Do you remember twenty years ago (almost to the day!) when “MMMbop” first came out, what a juggernaut it was, how inescapable, how fully committed to delivering joy to the world? And now that “MMMbop” is in your head, aren’t you glad it will take days for you to get it out again? When they wrote the song, the Hanson brothers were 10, 13, and 15 years old, a year or so older when it hit the Billboard charts in the remastered, Dust Brothered version we all now know and love. It’s crazy in some ways, this realization, but in more ways than one it makes total sense: even the original recording, what the brothers have called a “ballad,” before the backbeat and electro flourishes, is insanely joyful in the way only white teens in the heartland of America whose parents have always supported them can be. It’s a song about how ephemeral life is, how soon we all will die, how the friends we think we love in fact might not mean bupkis to us when it matters most—in an MMMbop they’re not there, you know? It’s a subject which on paper sounds utterly crushing but from the mouths of Hanson hopeful, promising, optimistic. Because they know how to write the hell out of a pop song, and because they sound like baby squirrels on tape and who can frown at a baby squirrel?
Is Black Sabbath joyful? Is the genre they spawned? I’ve gone through phases with metal, from Kill ‘Em All to Carcass to Arsis to Emperor to ISIS to Sabbath, etc., but I’d never consider myself a metalhead. I get it, I like it, I’m on board, but, well, it can be a lot. And the experience of bashing yourself and everyone around you at a metal show can certainly be joyful, but that’s different: that’s physical. You’re sharing in a moment with others, releasing energy and aggression and sweat, a release that’s just as much a rush as any other communal, shared activity bringing joy into people’s lives. But what about the music on its own?
I asked some folks I know who have a bigger stake in metal than I do, and there was a word that was used in response to my joy question almost every single time: catharsis. “The real joy in metal is in its catharsis.” “What I love about metal is its indulgence….To scream on top of heavy drums...and waves of noise is to throw everything you possibly can into a song. I think that can be so cathartic.” And maybe that’s the kicker. Maybe the joy in metal isn’t in the metal but in the way the metal makes you feel, even alone, even isolated in your headphones. Maybe the great irony buried deep inside the genre is that the darkness, the heaviness, the crush of Lucifer or corpses or divorce (hi Arsis!), becomes something brand new in its delivery. Becomes energy and movement and overwhelming emotion. Becomes catharsis. Becomes joy.

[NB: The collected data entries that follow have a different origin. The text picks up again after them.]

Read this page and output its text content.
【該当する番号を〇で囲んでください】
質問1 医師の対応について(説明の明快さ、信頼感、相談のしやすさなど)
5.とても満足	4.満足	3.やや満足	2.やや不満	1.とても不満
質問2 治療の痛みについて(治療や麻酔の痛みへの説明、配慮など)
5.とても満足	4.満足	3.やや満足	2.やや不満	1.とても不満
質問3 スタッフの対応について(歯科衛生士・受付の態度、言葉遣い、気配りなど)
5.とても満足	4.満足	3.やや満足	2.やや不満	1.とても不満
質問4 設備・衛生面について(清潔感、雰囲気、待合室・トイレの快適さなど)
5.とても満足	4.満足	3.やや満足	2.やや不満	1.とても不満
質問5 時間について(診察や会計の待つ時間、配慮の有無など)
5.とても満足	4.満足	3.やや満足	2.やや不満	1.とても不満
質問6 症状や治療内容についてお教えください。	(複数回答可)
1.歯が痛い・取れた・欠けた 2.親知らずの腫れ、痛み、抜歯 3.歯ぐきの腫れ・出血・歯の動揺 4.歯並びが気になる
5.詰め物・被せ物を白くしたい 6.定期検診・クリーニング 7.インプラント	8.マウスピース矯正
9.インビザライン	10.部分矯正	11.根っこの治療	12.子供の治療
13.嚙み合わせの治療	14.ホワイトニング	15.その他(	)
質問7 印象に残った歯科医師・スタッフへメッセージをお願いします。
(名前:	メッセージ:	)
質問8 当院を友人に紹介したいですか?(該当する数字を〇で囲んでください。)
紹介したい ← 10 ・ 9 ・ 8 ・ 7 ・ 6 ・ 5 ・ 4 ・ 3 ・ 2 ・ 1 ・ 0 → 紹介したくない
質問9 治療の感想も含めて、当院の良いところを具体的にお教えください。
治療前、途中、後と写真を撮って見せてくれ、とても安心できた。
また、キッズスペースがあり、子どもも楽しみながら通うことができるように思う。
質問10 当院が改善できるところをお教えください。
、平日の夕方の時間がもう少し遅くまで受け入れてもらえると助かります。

I thought it would be fun when I went to see Hanson, in their floppy blonde mops and rosy cheeks and expensive boots, with their good-time feels and cheerful awkward banter and three-part harmonies sent from heaven, to write all about Black Sabbath’s Black Sabbath (featuring “Black Sabbath”) by writing about its utter opposite. But, well. I don’t know how wide that gap between the two actually is anymore. One makes joyful sounds, and one makes sounds that make you feel joyful. Just because the joy looks different doesn’t make it different. We all have our demons—choosing how to air them sometimes seems like the only real choice we have.